Uses of shacha sauce

While shacha is a popular dipping condiment, it is a workhorse refrigerator staple that can be added to just about anything for an umami flavor boost: as the main flavor in stir-fries or as a marinade base for meats that will sear perfectly on the grill. Shacha sauce can also be drizzled into congees, used to create an instant broth, and even used to be mixed into salad dressing or on cucumber salads. The taste of shacha can even be enjoyed on its own by serving a spoonful onto a bowl of freshly steamed white rice, which is recommended by BonAppetit writer Stacy Akazawa.

For those looking for an easy stir-fry recipe that uses shacha sauce as the star of the show, this beef-stir fry recipe by food writer Clarissa Wei, who is based in Taiwan, uses water spinach and "showcases the full range of shacha sauce."

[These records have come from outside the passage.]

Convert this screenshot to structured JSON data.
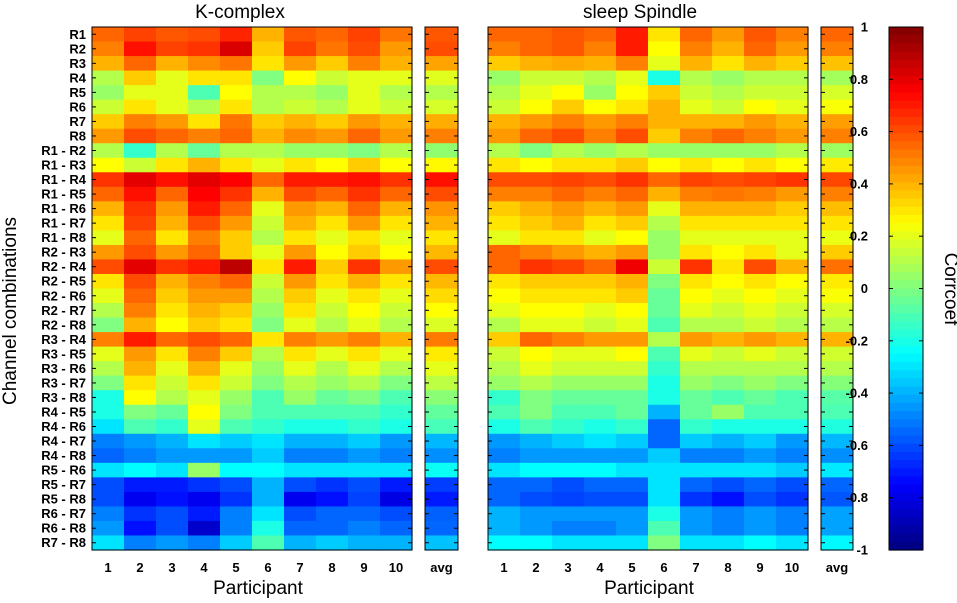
{
  "chart_data": {
    "type": "heatmap",
    "colorbar": {
      "label": "Corrcoef",
      "range": [
        -1,
        1
      ],
      "ticks": [
        "1",
        "0.8",
        "0.6",
        "0.4",
        "0.2",
        "0",
        "-0.2",
        "-0.4",
        "-0.6",
        "-0.8",
        "-1"
      ],
      "colormap": "jet"
    },
    "ylabel": "Channel combinations",
    "rows": [
      "R1",
      "R2",
      "R3",
      "R4",
      "R5",
      "R6",
      "R7",
      "R8",
      "R1 - R2",
      "R1 - R3",
      "R1 - R4",
      "R1 - R5",
      "R1 - R6",
      "R1 - R7",
      "R1 - R8",
      "R2 - R3",
      "R2 - R4",
      "R2 - R5",
      "R2 - R6",
      "R2 - R7",
      "R2 - R8",
      "R3 - R4",
      "R3 - R5",
      "R3 - R6",
      "R3 - R7",
      "R3 - R8",
      "R4 - R5",
      "R4 - R6",
      "R4 - R7",
      "R4 - R8",
      "R5 - R6",
      "R5 - R7",
      "R5 - R8",
      "R6 - R7",
      "R6 - R8",
      "R7 - R8"
    ],
    "panels": [
      {
        "title": "K-complex",
        "xlabel": "Participant",
        "x": [
          "1",
          "2",
          "3",
          "4",
          "5",
          "6",
          "7",
          "8",
          "9",
          "10"
        ],
        "avg_label": "avg",
        "values": [
          [
            0.55,
            0.62,
            0.58,
            0.6,
            0.68,
            0.4,
            0.58,
            0.55,
            0.62,
            0.52
          ],
          [
            0.5,
            0.72,
            0.62,
            0.65,
            0.82,
            0.35,
            0.62,
            0.52,
            0.6,
            0.45
          ],
          [
            0.4,
            0.55,
            0.4,
            0.48,
            0.52,
            0.3,
            0.45,
            0.35,
            0.5,
            0.4
          ],
          [
            0.1,
            0.35,
            0.2,
            0.3,
            0.3,
            0.0,
            0.25,
            0.15,
            0.2,
            0.2
          ],
          [
            0.05,
            0.2,
            0.2,
            -0.1,
            0.25,
            0.1,
            0.1,
            0.05,
            0.2,
            0.1
          ],
          [
            0.15,
            0.3,
            0.2,
            0.1,
            0.3,
            0.1,
            0.15,
            0.1,
            0.2,
            0.15
          ],
          [
            0.35,
            0.5,
            0.45,
            0.3,
            0.52,
            0.35,
            0.4,
            0.35,
            0.45,
            0.4
          ],
          [
            0.45,
            0.6,
            0.55,
            0.5,
            0.55,
            0.4,
            0.48,
            0.45,
            0.55,
            0.45
          ],
          [
            0.1,
            -0.15,
            0.1,
            -0.05,
            0.1,
            0.1,
            0.05,
            0.05,
            0.0,
            0.1
          ],
          [
            0.25,
            0.15,
            0.3,
            0.4,
            0.3,
            0.2,
            0.3,
            0.25,
            0.35,
            0.25
          ],
          [
            0.65,
            0.8,
            0.72,
            0.8,
            0.75,
            0.55,
            0.7,
            0.7,
            0.72,
            0.65
          ],
          [
            0.55,
            0.72,
            0.55,
            0.75,
            0.65,
            0.4,
            0.6,
            0.55,
            0.65,
            0.55
          ],
          [
            0.4,
            0.65,
            0.45,
            0.7,
            0.55,
            0.2,
            0.45,
            0.4,
            0.55,
            0.4
          ],
          [
            0.3,
            0.62,
            0.4,
            0.6,
            0.45,
            0.15,
            0.4,
            0.3,
            0.45,
            0.3
          ],
          [
            0.2,
            0.55,
            0.3,
            0.5,
            0.35,
            0.1,
            0.3,
            0.2,
            0.3,
            0.2
          ],
          [
            0.45,
            0.6,
            0.45,
            0.55,
            0.35,
            0.2,
            0.45,
            0.25,
            0.35,
            0.25
          ],
          [
            0.6,
            0.8,
            0.65,
            0.7,
            0.88,
            0.3,
            0.7,
            0.35,
            0.65,
            0.45
          ],
          [
            0.3,
            0.6,
            0.4,
            0.5,
            0.55,
            0.15,
            0.45,
            0.3,
            0.4,
            0.3
          ],
          [
            0.2,
            0.55,
            0.35,
            0.45,
            0.45,
            0.1,
            0.35,
            0.2,
            0.3,
            0.2
          ],
          [
            0.1,
            0.5,
            0.3,
            0.4,
            0.35,
            0.05,
            0.3,
            0.15,
            0.25,
            0.15
          ],
          [
            0.0,
            0.4,
            0.25,
            0.35,
            0.3,
            0.0,
            0.2,
            0.1,
            0.2,
            0.1
          ],
          [
            0.5,
            0.7,
            0.55,
            0.6,
            0.55,
            0.3,
            0.5,
            0.45,
            0.5,
            0.4
          ],
          [
            0.2,
            0.45,
            0.3,
            0.5,
            0.35,
            0.1,
            0.3,
            0.2,
            0.3,
            0.2
          ],
          [
            0.1,
            0.4,
            0.2,
            0.4,
            0.2,
            0.05,
            0.2,
            0.1,
            0.2,
            0.1
          ],
          [
            0.0,
            0.3,
            0.15,
            0.3,
            0.15,
            0.0,
            0.1,
            0.05,
            0.1,
            0.0
          ],
          [
            -0.2,
            0.25,
            0.1,
            0.2,
            0.05,
            -0.1,
            0.05,
            -0.05,
            0.0,
            -0.1
          ],
          [
            -0.2,
            0.0,
            -0.05,
            0.25,
            0.0,
            -0.1,
            -0.1,
            -0.1,
            -0.1,
            -0.15
          ],
          [
            -0.3,
            -0.1,
            -0.15,
            0.2,
            -0.1,
            -0.15,
            -0.2,
            -0.2,
            -0.15,
            -0.2
          ],
          [
            -0.5,
            -0.45,
            -0.4,
            -0.3,
            -0.35,
            -0.3,
            -0.4,
            -0.4,
            -0.35,
            -0.45
          ],
          [
            -0.55,
            -0.5,
            -0.45,
            -0.45,
            -0.45,
            -0.35,
            -0.5,
            -0.5,
            -0.45,
            -0.5
          ],
          [
            -0.3,
            -0.25,
            -0.3,
            0.05,
            -0.25,
            -0.25,
            -0.3,
            -0.3,
            -0.3,
            -0.3
          ],
          [
            -0.6,
            -0.7,
            -0.7,
            -0.65,
            -0.6,
            -0.4,
            -0.6,
            -0.65,
            -0.6,
            -0.7
          ],
          [
            -0.6,
            -0.78,
            -0.72,
            -0.78,
            -0.65,
            -0.4,
            -0.78,
            -0.72,
            -0.62,
            -0.8
          ],
          [
            -0.5,
            -0.65,
            -0.6,
            -0.7,
            -0.5,
            -0.3,
            -0.6,
            -0.55,
            -0.55,
            -0.6
          ],
          [
            -0.45,
            -0.72,
            -0.6,
            -0.85,
            -0.5,
            -0.2,
            -0.55,
            -0.55,
            -0.5,
            -0.55
          ],
          [
            -0.3,
            -0.5,
            -0.45,
            -0.5,
            -0.35,
            -0.1,
            -0.4,
            -0.35,
            -0.4,
            -0.4
          ]
        ],
        "avg": [
          0.58,
          0.6,
          0.43,
          0.19,
          0.1,
          0.17,
          0.41,
          0.5,
          0.03,
          0.26,
          0.72,
          0.6,
          0.46,
          0.4,
          0.3,
          0.39,
          0.6,
          0.39,
          0.32,
          0.25,
          0.18,
          0.51,
          0.29,
          0.2,
          0.12,
          0.02,
          -0.06,
          -0.11,
          -0.39,
          -0.47,
          -0.23,
          -0.63,
          -0.7,
          -0.56,
          -0.55,
          -0.37
        ]
      },
      {
        "title": "sleep Spindle",
        "xlabel": "Participant",
        "x": [
          "1",
          "2",
          "3",
          "4",
          "5",
          "6",
          "7",
          "8",
          "9",
          "10"
        ],
        "avg_label": "avg",
        "values": [
          [
            0.55,
            0.55,
            0.58,
            0.55,
            0.7,
            0.3,
            0.55,
            0.45,
            0.58,
            0.5
          ],
          [
            0.5,
            0.55,
            0.58,
            0.5,
            0.7,
            0.25,
            0.5,
            0.4,
            0.55,
            0.45
          ],
          [
            0.35,
            0.4,
            0.42,
            0.4,
            0.5,
            0.2,
            0.4,
            0.3,
            0.4,
            0.35
          ],
          [
            0.05,
            0.15,
            0.15,
            0.1,
            0.2,
            -0.2,
            0.1,
            0.05,
            0.1,
            0.1
          ],
          [
            0.1,
            0.2,
            0.25,
            0.05,
            0.25,
            0.35,
            0.15,
            0.1,
            0.15,
            0.15
          ],
          [
            0.15,
            0.25,
            0.35,
            0.25,
            0.3,
            0.4,
            0.2,
            0.15,
            0.25,
            0.2
          ],
          [
            0.4,
            0.45,
            0.5,
            0.45,
            0.5,
            0.4,
            0.4,
            0.4,
            0.45,
            0.4
          ],
          [
            0.45,
            0.55,
            0.6,
            0.5,
            0.6,
            0.35,
            0.5,
            0.55,
            0.5,
            0.45
          ],
          [
            0.1,
            0.0,
            0.1,
            0.05,
            0.1,
            0.05,
            0.05,
            0.05,
            0.05,
            0.1
          ],
          [
            0.3,
            0.25,
            0.3,
            0.3,
            0.35,
            0.25,
            0.3,
            0.25,
            0.3,
            0.25
          ],
          [
            0.6,
            0.6,
            0.62,
            0.6,
            0.65,
            0.55,
            0.62,
            0.6,
            0.62,
            0.65
          ],
          [
            0.5,
            0.5,
            0.55,
            0.5,
            0.55,
            0.4,
            0.5,
            0.52,
            0.5,
            0.45
          ],
          [
            0.35,
            0.4,
            0.45,
            0.4,
            0.45,
            0.2,
            0.4,
            0.4,
            0.4,
            0.35
          ],
          [
            0.3,
            0.35,
            0.4,
            0.3,
            0.35,
            0.1,
            0.3,
            0.3,
            0.3,
            0.3
          ],
          [
            0.2,
            0.3,
            0.3,
            0.2,
            0.25,
            0.05,
            0.2,
            0.2,
            0.2,
            0.2
          ],
          [
            0.55,
            0.5,
            0.45,
            0.4,
            0.45,
            0.05,
            0.3,
            0.25,
            0.3,
            0.2
          ],
          [
            0.55,
            0.65,
            0.62,
            0.55,
            0.78,
            0.15,
            0.65,
            0.3,
            0.6,
            0.4
          ],
          [
            0.3,
            0.35,
            0.35,
            0.35,
            0.4,
            0.0,
            0.3,
            0.25,
            0.3,
            0.25
          ],
          [
            0.25,
            0.3,
            0.3,
            0.3,
            0.35,
            -0.05,
            0.25,
            0.2,
            0.25,
            0.2
          ],
          [
            0.2,
            0.25,
            0.25,
            0.2,
            0.25,
            -0.05,
            0.2,
            0.15,
            0.2,
            0.15
          ],
          [
            0.1,
            0.2,
            0.2,
            0.15,
            0.2,
            -0.1,
            0.1,
            0.1,
            0.15,
            0.1
          ],
          [
            0.35,
            0.55,
            0.5,
            0.45,
            0.45,
            0.1,
            0.45,
            0.4,
            0.45,
            0.4
          ],
          [
            0.15,
            0.25,
            0.2,
            0.2,
            0.25,
            -0.1,
            0.2,
            0.15,
            0.2,
            0.15
          ],
          [
            0.1,
            0.2,
            0.15,
            0.15,
            0.15,
            -0.15,
            0.1,
            0.1,
            0.1,
            0.1
          ],
          [
            0.05,
            0.1,
            0.05,
            0.05,
            0.05,
            -0.2,
            0.05,
            0.0,
            0.05,
            0.0
          ],
          [
            -0.15,
            0.0,
            -0.05,
            -0.05,
            -0.05,
            -0.2,
            -0.05,
            -0.1,
            -0.05,
            -0.1
          ],
          [
            -0.1,
            0.0,
            -0.1,
            -0.1,
            -0.05,
            -0.4,
            -0.05,
            0.05,
            -0.1,
            -0.1
          ],
          [
            -0.2,
            -0.1,
            -0.15,
            -0.2,
            -0.15,
            -0.55,
            -0.15,
            -0.2,
            -0.2,
            -0.2
          ],
          [
            -0.45,
            -0.4,
            -0.35,
            -0.3,
            -0.35,
            -0.55,
            -0.35,
            -0.4,
            -0.35,
            -0.45
          ],
          [
            -0.5,
            -0.45,
            -0.45,
            -0.45,
            -0.45,
            -0.35,
            -0.5,
            -0.5,
            -0.45,
            -0.5
          ],
          [
            -0.3,
            -0.25,
            -0.25,
            -0.25,
            -0.3,
            -0.3,
            -0.3,
            -0.3,
            -0.3,
            -0.35
          ],
          [
            -0.55,
            -0.55,
            -0.6,
            -0.55,
            -0.55,
            -0.3,
            -0.55,
            -0.6,
            -0.55,
            -0.6
          ],
          [
            -0.55,
            -0.6,
            -0.62,
            -0.6,
            -0.6,
            -0.3,
            -0.65,
            -0.72,
            -0.6,
            -0.65
          ],
          [
            -0.4,
            -0.45,
            -0.45,
            -0.45,
            -0.45,
            -0.2,
            -0.45,
            -0.5,
            -0.45,
            -0.5
          ],
          [
            -0.4,
            -0.45,
            -0.5,
            -0.5,
            -0.45,
            -0.1,
            -0.45,
            -0.5,
            -0.45,
            -0.5
          ],
          [
            -0.25,
            -0.25,
            -0.3,
            -0.3,
            -0.3,
            0.0,
            -0.3,
            -0.3,
            -0.25,
            -0.3
          ]
        ],
        "avg": [
          0.55,
          0.5,
          0.37,
          0.07,
          0.17,
          0.24,
          0.44,
          0.5,
          0.06,
          0.29,
          0.61,
          0.5,
          0.38,
          0.3,
          0.21,
          0.35,
          0.53,
          0.29,
          0.24,
          0.17,
          0.11,
          0.4,
          0.16,
          0.1,
          0.01,
          -0.08,
          -0.1,
          -0.19,
          -0.39,
          -0.47,
          -0.29,
          -0.55,
          -0.58,
          -0.43,
          -0.43,
          -0.26
        ]
      }
    ]
  }
}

Where to buy shacha sauce and alternatives

Your local Chinese grocery store or H Mart will most likely carry shacha sauce (the original and the red lid variety, which is a spicier version). Once it's opened, it's good to stock in your refrigerator for a few months. For vegetarians and vegans, The Woks of Life recommends a Buddhist brand. If you're in a pinch and you find yourself mid-recipe that requires shacha sauce, you can use XO sauce (or even try to make an Italian XO sauce twist by Chef Chris Jaeckle on your own).

For spice lovers, the New York-based Taiwanese restaurant 886 offers a modern take on shacha that furthers its story of migration and mixing of cultures: the Sze Daddy Chili Sauce, which draws "inspiration from the Taiwanese sha-cha sauce" while paying tribute to the restaurant's chefs Sichuan heritage by incorporating a hint of numbing málà.